In a related development, UN humanitarian agencies have condemned the forced displacement during the past week of 67 Palestinian refugees, more than half of them children, as a result of demolitions and evictions.

“The forced eviction of Palestine refugees and the demolition of Palestinian homes and other civilian structures in the occupied West Bank, including East Jerusalem, [are] contrary to international law,” the Director of the West Bank office of the UN Agency for Palestine Refugees in the Near East (UNRWA), Felipe Sanchez, said.

“We urge the Israeli authorities to find an immediate solution to enable the Palestinian population of the occupied West Bank, to lead a normal life, in full realization of their rights,” he added in a joint news release issued yesterday by UNRWA and the UN Office for the Coordination of Humanitarian Affairs (OCHA).

In an incident on 18 April, the Israeli authorities demolished the homes of seven refugee families in the Palestinian community of Al Khalayleh, displacing them for the third time in six months, according to the agencies.
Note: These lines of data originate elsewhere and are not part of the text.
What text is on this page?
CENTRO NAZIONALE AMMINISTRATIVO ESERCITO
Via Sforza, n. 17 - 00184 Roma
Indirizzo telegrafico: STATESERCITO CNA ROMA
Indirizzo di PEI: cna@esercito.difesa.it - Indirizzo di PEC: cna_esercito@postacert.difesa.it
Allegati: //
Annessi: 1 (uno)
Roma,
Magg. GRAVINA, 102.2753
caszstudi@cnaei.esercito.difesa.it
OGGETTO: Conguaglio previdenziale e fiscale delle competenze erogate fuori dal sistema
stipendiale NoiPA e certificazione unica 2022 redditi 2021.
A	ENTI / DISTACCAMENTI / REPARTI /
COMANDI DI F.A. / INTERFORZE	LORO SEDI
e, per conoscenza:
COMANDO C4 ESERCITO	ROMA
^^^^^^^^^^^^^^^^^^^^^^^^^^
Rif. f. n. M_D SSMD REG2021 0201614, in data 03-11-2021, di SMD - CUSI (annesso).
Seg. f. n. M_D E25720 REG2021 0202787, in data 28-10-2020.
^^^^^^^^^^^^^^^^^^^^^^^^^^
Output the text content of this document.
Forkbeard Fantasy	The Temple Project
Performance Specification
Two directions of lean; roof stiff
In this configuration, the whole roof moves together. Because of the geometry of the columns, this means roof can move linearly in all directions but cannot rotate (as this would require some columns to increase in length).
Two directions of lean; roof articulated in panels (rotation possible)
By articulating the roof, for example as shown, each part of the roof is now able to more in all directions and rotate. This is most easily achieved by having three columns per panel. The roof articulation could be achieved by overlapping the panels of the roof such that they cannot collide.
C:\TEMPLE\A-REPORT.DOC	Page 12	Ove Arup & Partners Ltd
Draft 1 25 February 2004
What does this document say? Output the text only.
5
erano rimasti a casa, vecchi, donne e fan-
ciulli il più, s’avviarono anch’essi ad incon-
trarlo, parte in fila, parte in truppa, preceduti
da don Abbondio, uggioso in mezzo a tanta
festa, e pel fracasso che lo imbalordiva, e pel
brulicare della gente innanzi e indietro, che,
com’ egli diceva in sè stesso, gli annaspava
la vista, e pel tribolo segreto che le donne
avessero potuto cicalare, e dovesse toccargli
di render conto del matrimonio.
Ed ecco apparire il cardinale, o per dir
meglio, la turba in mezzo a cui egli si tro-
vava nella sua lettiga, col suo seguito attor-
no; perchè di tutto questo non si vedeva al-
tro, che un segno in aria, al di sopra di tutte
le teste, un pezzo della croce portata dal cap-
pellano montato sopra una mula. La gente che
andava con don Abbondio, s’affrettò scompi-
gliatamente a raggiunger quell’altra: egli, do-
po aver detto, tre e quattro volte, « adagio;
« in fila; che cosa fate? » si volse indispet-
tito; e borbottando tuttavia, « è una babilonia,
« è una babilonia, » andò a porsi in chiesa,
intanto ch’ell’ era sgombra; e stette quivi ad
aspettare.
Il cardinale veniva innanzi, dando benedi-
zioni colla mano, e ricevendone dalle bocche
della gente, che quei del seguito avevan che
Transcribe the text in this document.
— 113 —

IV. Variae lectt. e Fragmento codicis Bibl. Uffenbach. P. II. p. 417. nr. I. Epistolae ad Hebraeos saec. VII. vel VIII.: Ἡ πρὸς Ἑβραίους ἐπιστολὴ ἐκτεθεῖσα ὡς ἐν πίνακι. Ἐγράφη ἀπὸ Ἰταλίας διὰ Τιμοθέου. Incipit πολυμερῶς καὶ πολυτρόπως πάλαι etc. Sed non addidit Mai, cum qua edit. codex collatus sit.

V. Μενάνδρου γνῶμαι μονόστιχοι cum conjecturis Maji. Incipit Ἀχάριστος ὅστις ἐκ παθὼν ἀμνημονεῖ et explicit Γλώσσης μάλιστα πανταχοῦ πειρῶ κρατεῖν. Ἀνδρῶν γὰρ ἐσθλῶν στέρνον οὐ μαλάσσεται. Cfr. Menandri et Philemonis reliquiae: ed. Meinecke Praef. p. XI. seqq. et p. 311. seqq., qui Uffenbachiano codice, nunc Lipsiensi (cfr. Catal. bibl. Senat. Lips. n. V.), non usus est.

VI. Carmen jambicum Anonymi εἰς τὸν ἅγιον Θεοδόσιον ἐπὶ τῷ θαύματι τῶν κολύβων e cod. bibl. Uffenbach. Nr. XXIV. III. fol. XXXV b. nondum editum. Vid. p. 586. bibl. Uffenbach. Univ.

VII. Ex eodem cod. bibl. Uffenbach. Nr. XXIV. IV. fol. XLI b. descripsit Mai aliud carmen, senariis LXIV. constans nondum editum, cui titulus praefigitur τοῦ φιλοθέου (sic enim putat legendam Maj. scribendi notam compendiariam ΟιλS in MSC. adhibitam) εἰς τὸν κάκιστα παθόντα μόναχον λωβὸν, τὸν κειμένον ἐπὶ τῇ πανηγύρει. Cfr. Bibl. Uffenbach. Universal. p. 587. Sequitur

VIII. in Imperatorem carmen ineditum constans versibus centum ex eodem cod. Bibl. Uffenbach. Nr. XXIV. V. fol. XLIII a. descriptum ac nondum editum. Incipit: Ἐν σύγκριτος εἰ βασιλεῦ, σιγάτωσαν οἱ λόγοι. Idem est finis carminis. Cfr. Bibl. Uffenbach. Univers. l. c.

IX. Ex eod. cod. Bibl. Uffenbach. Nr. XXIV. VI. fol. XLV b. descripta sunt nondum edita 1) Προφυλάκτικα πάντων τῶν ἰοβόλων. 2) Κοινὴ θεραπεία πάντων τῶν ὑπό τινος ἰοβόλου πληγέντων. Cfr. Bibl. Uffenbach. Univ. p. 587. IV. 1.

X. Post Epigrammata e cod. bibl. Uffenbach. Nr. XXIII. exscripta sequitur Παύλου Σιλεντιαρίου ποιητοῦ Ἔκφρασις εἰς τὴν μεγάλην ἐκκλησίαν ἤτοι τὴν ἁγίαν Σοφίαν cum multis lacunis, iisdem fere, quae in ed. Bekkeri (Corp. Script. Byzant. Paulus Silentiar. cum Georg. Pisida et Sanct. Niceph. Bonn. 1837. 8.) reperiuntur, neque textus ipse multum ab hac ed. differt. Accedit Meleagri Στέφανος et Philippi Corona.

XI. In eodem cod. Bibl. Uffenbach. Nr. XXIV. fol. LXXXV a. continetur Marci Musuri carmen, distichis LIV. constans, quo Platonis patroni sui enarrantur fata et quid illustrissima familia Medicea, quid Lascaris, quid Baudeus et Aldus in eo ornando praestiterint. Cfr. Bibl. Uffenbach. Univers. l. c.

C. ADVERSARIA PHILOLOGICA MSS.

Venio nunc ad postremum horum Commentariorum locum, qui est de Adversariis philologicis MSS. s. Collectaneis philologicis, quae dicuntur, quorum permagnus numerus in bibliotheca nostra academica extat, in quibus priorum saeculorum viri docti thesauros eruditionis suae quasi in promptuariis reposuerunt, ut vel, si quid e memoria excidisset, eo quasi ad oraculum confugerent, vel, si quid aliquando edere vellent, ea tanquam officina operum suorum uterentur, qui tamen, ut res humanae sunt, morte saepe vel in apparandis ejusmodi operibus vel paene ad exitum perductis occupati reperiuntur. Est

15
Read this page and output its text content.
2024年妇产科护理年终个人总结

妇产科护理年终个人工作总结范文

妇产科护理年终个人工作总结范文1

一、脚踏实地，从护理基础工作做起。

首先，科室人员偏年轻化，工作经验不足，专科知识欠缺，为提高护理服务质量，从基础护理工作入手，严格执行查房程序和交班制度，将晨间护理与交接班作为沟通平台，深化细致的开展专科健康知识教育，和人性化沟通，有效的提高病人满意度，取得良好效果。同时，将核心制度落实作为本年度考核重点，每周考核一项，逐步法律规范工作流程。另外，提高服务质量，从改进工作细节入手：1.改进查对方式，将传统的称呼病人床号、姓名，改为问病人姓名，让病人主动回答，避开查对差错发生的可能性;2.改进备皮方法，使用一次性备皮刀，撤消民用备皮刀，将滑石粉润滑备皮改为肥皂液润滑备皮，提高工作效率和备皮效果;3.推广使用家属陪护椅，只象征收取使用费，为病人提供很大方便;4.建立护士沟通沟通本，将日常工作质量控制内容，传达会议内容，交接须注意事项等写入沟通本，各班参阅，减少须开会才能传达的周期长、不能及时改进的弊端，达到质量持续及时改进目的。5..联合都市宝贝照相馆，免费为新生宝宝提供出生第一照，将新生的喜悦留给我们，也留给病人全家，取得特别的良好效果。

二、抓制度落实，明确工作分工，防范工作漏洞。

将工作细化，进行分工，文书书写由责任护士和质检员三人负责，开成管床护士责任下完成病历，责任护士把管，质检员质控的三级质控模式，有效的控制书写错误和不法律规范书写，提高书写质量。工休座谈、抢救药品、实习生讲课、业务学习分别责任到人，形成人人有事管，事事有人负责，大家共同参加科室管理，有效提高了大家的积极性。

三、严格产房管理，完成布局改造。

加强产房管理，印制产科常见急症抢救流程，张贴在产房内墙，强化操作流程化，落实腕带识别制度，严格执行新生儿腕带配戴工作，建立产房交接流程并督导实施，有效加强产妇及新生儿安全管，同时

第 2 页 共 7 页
The following day, the Israeli authorities demolished and confiscated emergency tents provided by humanitarian groups in response to the demolitions.

In another incident on the same day, two Palestinian families were forcibly evicted from their homes in the East Jerusalem suburb of Beit Hanina, and the homes were subsequently handed over to Israeli settlers, who reportedly intend to build a new settlement in the predominantly Palestinian area.

The head of OCHA in the occupied Palestinian territory, Ramesh Rajasingham, pointed out that more than 1,500 Palestinians have lost their homes as a result of demolitions and evictions since the beginning of this year. Forced evictions and demolitions cause “extensive human suffering, increase humanitarian needs and vulnerability,” he noted.